Knoxville Police Chief Eve Thomas said that the decision to remove officers from schools would not be permanent.

KNOXVILLE, Tenn. — The Knoxville Police Department announced Wednesday that it would withdraw its uniformed officers from Knox County Schools after the end of the school year. However, that doesn't mean they won't be involved in future school security efforts.

Knoxville Police Chief Eve Thomas said that the decision to remove officers from schools would not be permanent.

“I want to emphasize that this decision was made jointly by myself and Mayor Kincannon,” said Thomas. 

She said that it is now up to the board of education to decide what police involvement in schools should look like. Many school leaders said they wanted more public input on having school resource officers alongside students.

“Our goal, again, is to reevaluate the Memorandum of Agreement after discussions with KCS leaders, school board members, community members, and other stakeholders,” said Thomas.

The decisions came weeks after the death of 17-year-old Austin-East Magnet High School student, Anthony Thompson Jr.
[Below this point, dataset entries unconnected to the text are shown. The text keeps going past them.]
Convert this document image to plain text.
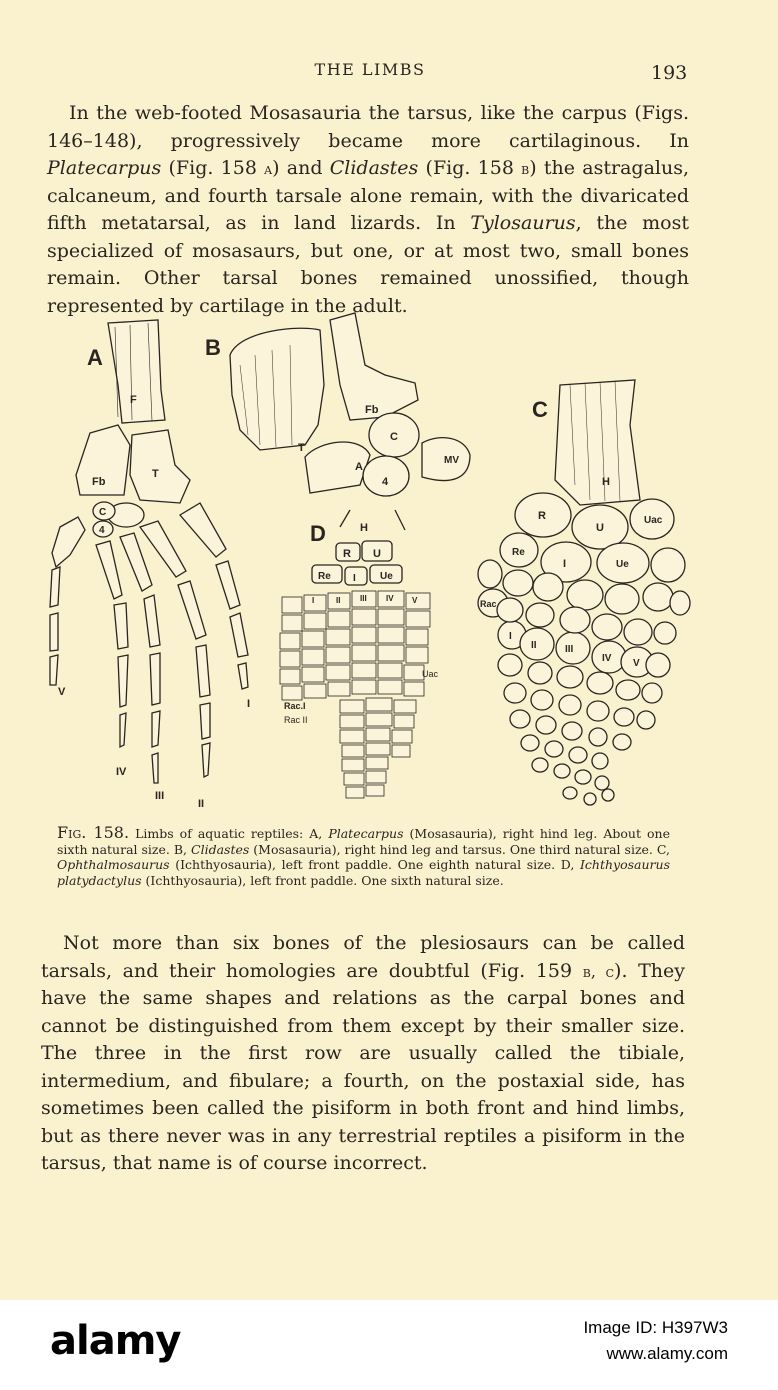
THE LIMBS	193

In the web-footed Mosasauria the tarsus, like the carpus (Figs. 146–148), progressively became more cartilaginous. In Platecarpus (Fig. 158 a) and Clidastes (Fig. 158 b) the astragalus, calcaneum, and fourth tarsale alone remain, with the divaricated fifth metatarsal, as in land lizards. In Tylosaurus, the most specialized of mosasaurs, but one, or at most two, small bones remain. Other tarsal bones remained unossified, though represented by cartilage in the adult.

A	B
C
D
F
Fb
T
C
4
Fb
T
A
C
4
MV
H
R
U
Uac
Re
I	Ue
Rac
I
II	III
IV V
H
R U
Re I Ue
I	II III IV V
Uac
Rac.I
Rac II
V
IV
III
II
I

Fig. 158. Limbs of aquatic reptiles: A, Platecarpus (Mosasauria), right hind leg. About one sixth natural size. B, Clidastes (Mosasauria), right hind leg and tarsus. One third natural size. C, Ophthalmosaurus (Ichthyosauria), left front paddle. One eighth natural size. D, Ichthyosaurus platydactylus (Ichthyosauria), left front paddle. One sixth natural size.

Not more than six bones of the plesiosaurs can be called tarsals, and their homologies are doubtful (Fig. 159 b, c). They have the same shapes and relations as the carpal bones and cannot be distinguished from them except by their smaller size. The three in the first row are usually called the tibiale, intermedium, and fibulare; a fourth, on the postaxial side, has sometimes been called the pisiform in both front and hind limbs, but as there never was in any terrestrial reptiles a pisiform in the tarsus, that name is of course incorrect.

alamy	Image ID: H397W3
www.alamy.com
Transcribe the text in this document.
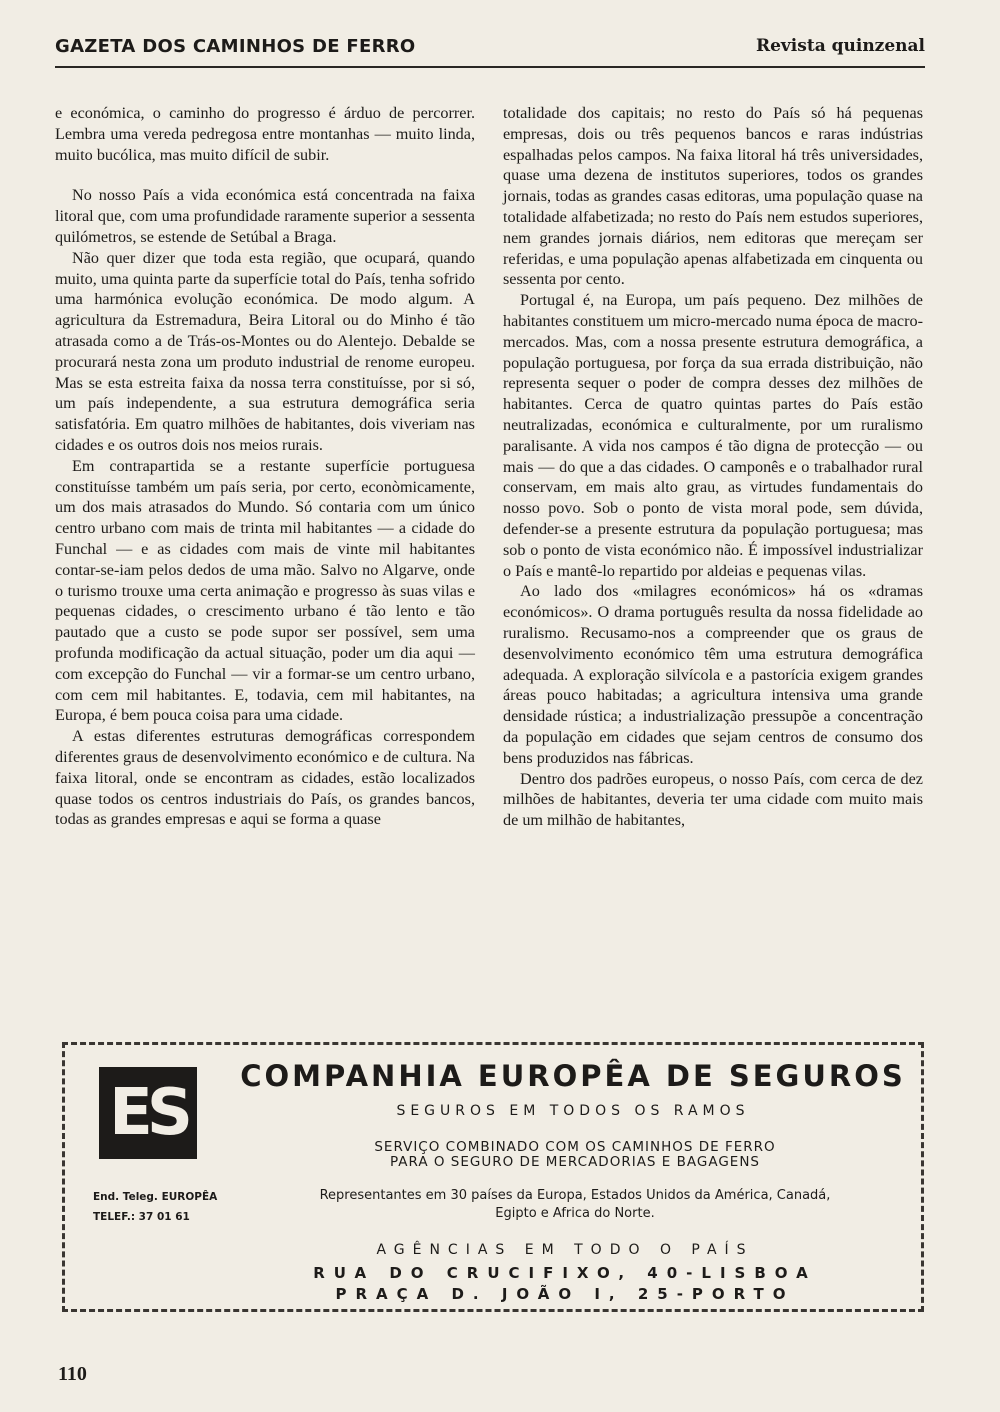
GAZETA DOS CAMINHOS DE FERRO	Revista quinzenal

e económica, o caminho do progresso é árduo de percorrer. Lembra uma vereda pedregosa entre montanhas — muito linda, muito bucólica, mas muito difícil de subir.

No nosso País a vida económica está concentrada na faixa litoral que, com uma profundidade raramente superior a sessenta quilómetros, se estende de Setúbal a Braga.

Não quer dizer que toda esta região, que ocupará, quando muito, uma quinta parte da superfície total do País, tenha sofrido uma harmónica evolução económica. De modo algum. A agricultura da Estremadura, Beira Litoral ou do Minho é tão atrasada como a de Trás-os-Montes ou do Alentejo. Debalde se procurará nesta zona um produto industrial de renome europeu. Mas se esta estreita faixa da nossa terra constituísse, por si só, um país independente, a sua estrutura demográfica seria satisfatória. Em quatro milhões de habitantes, dois viveriam nas cidades e os outros dois nos meios rurais.

Em contrapartida se a restante superfície portuguesa constituísse também um país seria, por certo, econòmicamente, um dos mais atrasados do Mundo. Só contaria com um único centro urbano com mais de trinta mil habitantes — a cidade do Funchal — e as cidades com mais de vinte mil habitantes contar-se-iam pelos dedos de uma mão. Salvo no Algarve, onde o turismo trouxe uma certa animação e progresso às suas vilas e pequenas cidades, o crescimento urbano é tão lento e tão pautado que a custo se pode supor ser possível, sem uma profunda modificação da actual situação, poder um dia aqui — com excepção do Funchal — vir a formar-se um centro urbano, com cem mil habitantes. E, todavia, cem mil habitantes, na Europa, é bem pouca coisa para uma cidade.

A estas diferentes estruturas demográficas correspondem diferentes graus de desenvolvimento económico e de cultura. Na faixa litoral, onde se encontram as cidades, estão localizados quase todos os centros industriais do País, os grandes bancos, todas as grandes empresas e aqui se forma a quase

totalidade dos capitais; no resto do País só há pequenas empresas, dois ou três pequenos bancos e raras indústrias espalhadas pelos campos. Na faixa litoral há três universidades, quase uma dezena de institutos superiores, todos os grandes jornais, todas as grandes casas editoras, uma população quase na totalidade alfabetizada; no resto do País nem estudos superiores, nem grandes jornais diários, nem editoras que mereçam ser referidas, e uma população apenas alfabetizada em cinquenta ou sessenta por cento.

Portugal é, na Europa, um país pequeno. Dez milhões de habitantes constituem um micro-mercado numa época de macro-mercados. Mas, com a nossa presente estrutura demográfica, a população portuguesa, por força da sua errada distribuição, não representa sequer o poder de compra desses dez milhões de habitantes. Cerca de quatro quintas partes do País estão neutralizadas, económica e culturalmente, por um ruralismo paralisante. A vida nos campos é tão digna de protecção — ou mais — do que a das cidades. O camponês e o trabalhador rural conservam, em mais alto grau, as virtudes fundamentais do nosso povo. Sob o ponto de vista moral pode, sem dúvida, defender-se a presente estrutura da população portuguesa; mas sob o ponto de vista económico não. É impossível industrializar o País e mantê-lo repartido por aldeias e pequenas vilas.

Ao lado dos «milagres económicos» há os «dramas económicos». O drama português resulta da nossa fidelidade ao ruralismo. Recusamo-nos a compreender que os graus de desenvolvimento económico têm uma estrutura demográfica adequada. A exploração silvícola e a pastorícia exigem grandes áreas pouco habitadas; a agricultura intensiva uma grande densidade rústica; a industrialização pressupõe a concentração da população em cidades que sejam centros de consumo dos bens produzidos nas fábricas.

Dentro dos padrões europeus, o nosso País, com cerca de dez milhões de habitantes, deveria ter uma cidade com muito mais de um milhão de habitantes,

ES
End. Teleg. EUROPÊA
TELEF.: 37 01 61
COMPANHIA EUROPÊA DE SEGUROS
SEGUROS EM TODOS OS RAMOS
SERVIÇO COMBINADO COM OS CAMINHOS DE FERRO
PARA O SEGURO DE MERCADORIAS E BAGAGENS
Representantes em 30 países da Europa, Estados Unidos da América, Canadá,
Egipto e Africa do Norte.
AGÊNCIAS EM TODO O PAÍS
RUA DO CRUCIFIXO, 40-LISBOA
PRAÇA D. JOÃO I, 25-PORTO
110
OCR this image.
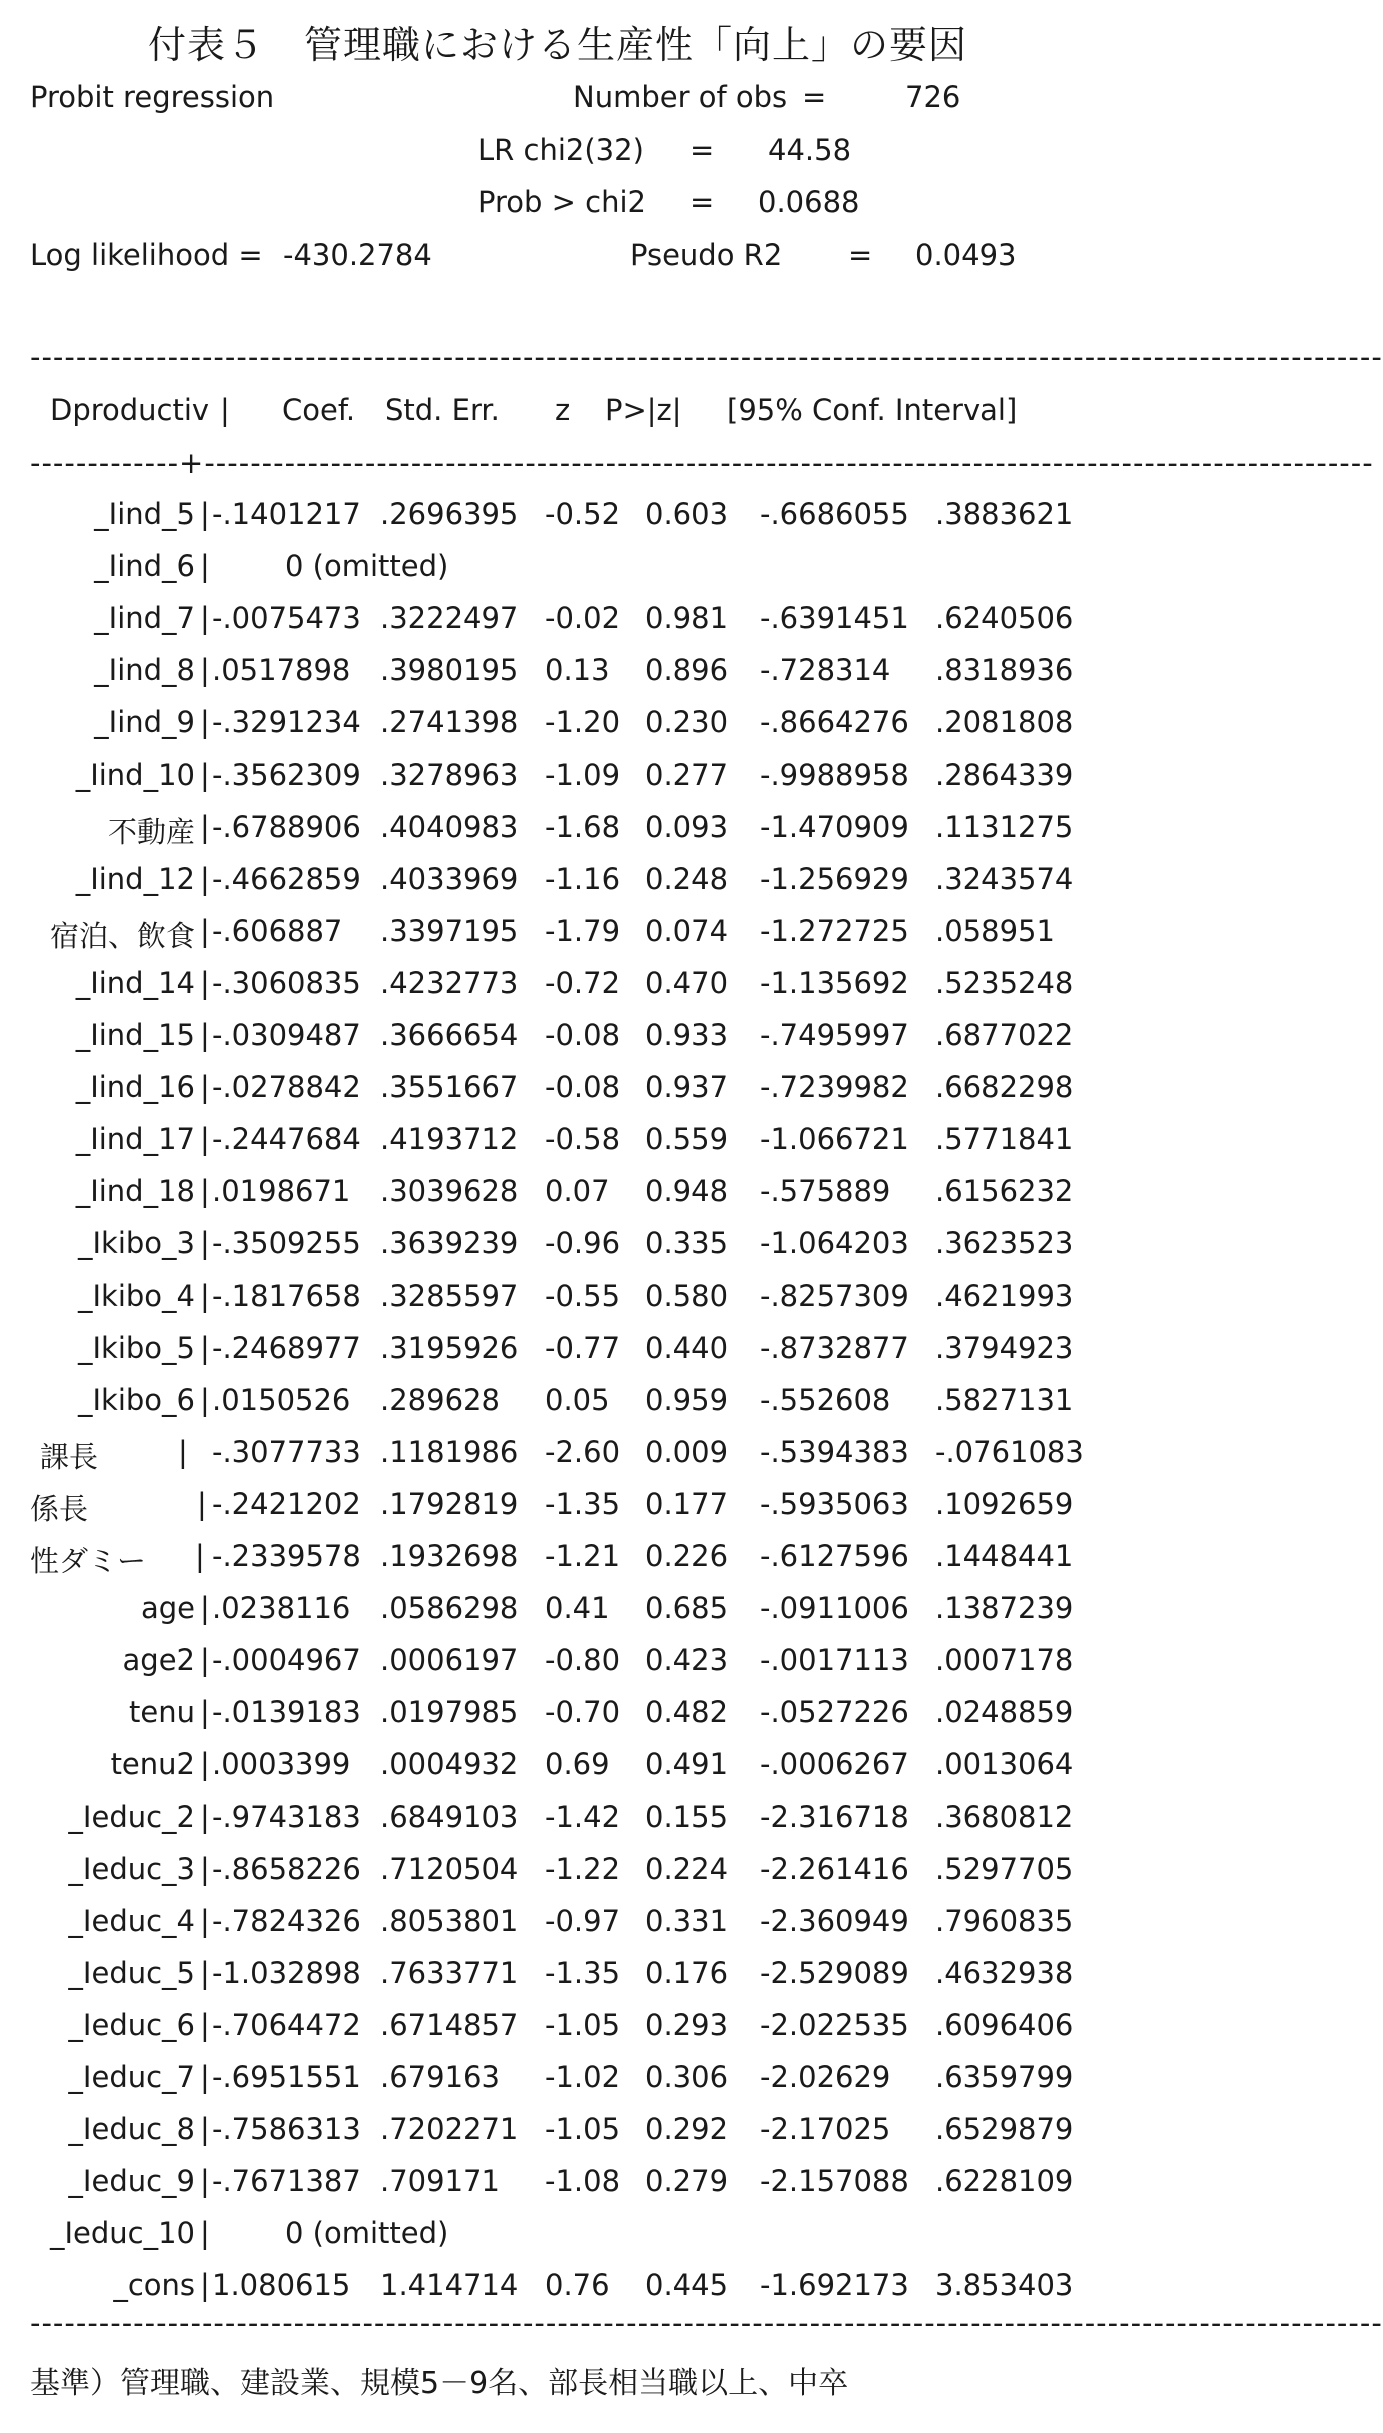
付表５　管理職における生産性「向上」の要因
Probit regression	Number of obs =	726
LR chi2(32) = 44.58
Prob > chi2 = 0.0688
Log likelihood = -430.2784	Pseudo R2 = 0.0493
----------------------------------------------------------------------------------------------------------------------
Dproductiv | Coef. Std. Err. z P>|z| [95% Conf. Interval]
-------------+------------------------------------------------------------------------------------------------------
_Iind_5 | -.1401217 .2696395 -0.52 0.603 -.6686055 .3883621
_Iind_6 |	0 (omitted)
_Iind_7 | -.0075473 .3222497 -0.02 0.981 -.6391451 .6240506
_Iind_8 | .0517898 .3980195 0.13 0.896 -.728314 .8318936
_Iind_9 | -.3291234 .2741398 -1.20 0.230 -.8664276 .2081808
_Iind_10 | -.3562309 .3278963 -1.09 0.277 -.9988958 .2864339
不動産 | -.6788906 .4040983 -1.68 0.093 -1.470909 .1131275
_Iind_12 | -.4662859 .4033969 -1.16 0.248 -1.256929 .3243574
宿泊、飲食 | -.606887 .3397195 -1.79 0.074 -1.272725 .058951
_Iind_14 | -.3060835 .4232773 -0.72 0.470 -1.135692 .5235248
_Iind_15 | -.0309487 .3666654 -0.08 0.933 -.7495997 .6877022
_Iind_16 | -.0278842 .3551667 -0.08 0.937 -.7239982 .6682298
_Iind_17 | -.2447684 .4193712 -0.58 0.559 -1.066721 .5771841
_Iind_18 | .0198671 .3039628 0.07 0.948 -.575889 .6156232
_Ikibo_3 | -.3509255 .3639239 -0.96 0.335 -1.064203 .3623523
_Ikibo_4 | -.1817658 .3285597 -0.55 0.580 -.8257309 .4621993
_Ikibo_5 | -.2468977 .3195926 -0.77 0.440 -.8732877 .3794923
_Ikibo_6 | .0150526 .289628 0.05 0.959 -.552608 .5827131
課長	| -.3077733 .1181986 -2.60 0.009 -.5394383 -.0761083
係長	| -.2421202 .1792819 -1.35 0.177 -.5935063 .1092659
性ダミー | -.2339578 .1932698 -1.21 0.226 -.6127596 .1448441
age | .0238116 .0586298 0.41 0.685 -.0911006 .1387239
age2 | -.0004967 .0006197 -0.80 0.423 -.0017113 .0007178
tenu | -.0139183 .0197985 -0.70 0.482 -.0527226 .0248859
tenu2 | .0003399 .0004932 0.69 0.491 -.0006267 .0013064
_Ieduc_2 | -.9743183 .6849103 -1.42 0.155 -2.316718 .3680812
_Ieduc_3 | -.8658226 .7120504 -1.22 0.224 -2.261416 .5297705
_Ieduc_4 | -.7824326 .8053801 -0.97 0.331 -2.360949 .7960835
_Ieduc_5 | -1.032898 .7633771 -1.35 0.176 -2.529089 .4632938
_Ieduc_6 | -.7064472 .6714857 -1.05 0.293 -2.022535 .6096406
_Ieduc_7 | -.6951551 .679163 -1.02 0.306 -2.02629 .6359799
_Ieduc_8 | -.7586313 .7202271 -1.05 0.292 -2.17025 .6529879
_Ieduc_9 | -.7671387 .709171 -1.08 0.279 -2.157088 .6228109
_Ieduc_10 |	0 (omitted)
_cons | 1.080615 1.414714 0.76 0.445 -1.692173 3.853403
----------------------------------------------------------------------------------------------------------------------
基準）管理職、建設業、規模5－9名、部長相当職以上、中卒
He died in a struggle with police inside the school.

Evetty Satterfield, a member of the Board of Education, said that the board discussed revising their agreement with police in the past.

“What does safety look like for all of our communities? Because it'll look different in one school than another school,” said Satterfield. 

Satterfield also said she talked to students who want to be part of the conversation and help develop an improved relationship with Knoxville police. For example, she said that students want to have meet-and-greets with officers before school starts so that can know who is in the building.

At the board of education meeting on Wednesday, parents and teachers shared their opinions about the decision.

"I am personally concerned about my safety. I do think training our officers to be more equipped to being near children is a good idea, but I don't think taking them out of our schools is necessary,” said Taleah Wilson, a Knox County student.

"We don't need police — we need programs, we need resources and we need to make positive changes together,” said Jennifer Kim, a parent.